A federal court in California has ruled that a portion of a longstanding lawsuit by search marketers against Google can proceed to trial.
The case stems from a dispute about the
interpretation of the words "daily budget" in Google's AdWords contract with search marketers. The search marketers, Minnesota printing company CLRB Hanson Industries and New Jersey resident Howard
Stern (no relation to the radio personality), filed suit in 2005, alleging that Google violated the terms of its AdWords agreement by charging marketers up to 120% of their maximum daily budget.
In a decision quietly issued two weeks ago, U.S. District Judge James Ware in San Jose, Calif., ruled that the marketers who advertised for less than 30 days with Google could attempt to prove at
trial that Google's practice of charging more than the amount designated as a "daily budget" constitutes false advertising.

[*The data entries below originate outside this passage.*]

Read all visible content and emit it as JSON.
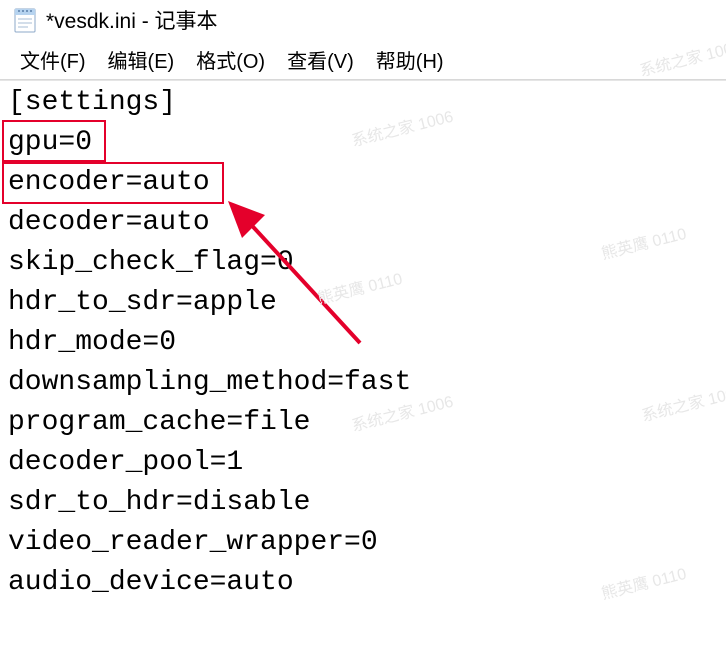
{
  "window": {
    "title": "*vesdk.ini - 记事本"
  },
  "menu": {
    "file": "文件(F)",
    "edit": "编辑(E)",
    "format": "格式(O)",
    "view": "查看(V)",
    "help": "帮助(H)"
  },
  "content": {
    "lines": [
      "[settings]",
      "gpu=0",
      "encoder=auto",
      "decoder=auto",
      "skip_check_flag=0",
      "hdr_to_sdr=apple",
      "hdr_mode=0",
      "downsampling_method=fast",
      "program_cache=file",
      "decoder_pool=1",
      "sdr_to_hdr=disable",
      "video_reader_wrapper=0",
      "audio_device=auto"
    ]
  },
  "highlight": {
    "box1_target": "gpu=0",
    "box2_target": "encoder=auto"
  },
  "annotation_color": "#e4002b",
  "watermarks": {
    "a": "系统之家 1006",
    "b": "熊英鹰 0110"
  }
}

"Google has not provided sufficient evidence that the disclosure of its
practice of charging up to 120% of a customer's 'Daily Budget' is so prominent that a reasonable customer would necessarily view it," Ware wrote. "Indeed, the disclosure is located well within the
AdWords agreement, a document over 100 pages long."
That ruling, however, came almost one year after Ware dismissed a much larger portion of the case. Last August, he ruled that Google did not
violate its contract with companies that advertised for at least 30 days. That's because even if the company charged advertisers 120% of their budget on some days, the total monthly charges did not
surpass 30 times the daily budget.
At the time, Ware ruled that short-term advertisers could continue with the case and attempt to prove that Google had violated its contract with them, and that
Google falsely advertised AdWords by its use of the phrase "daily budget." In the decision two weeks ago, he found Google had not violated its contract with even short-term advertisers and granted the
company summary judgment on that point.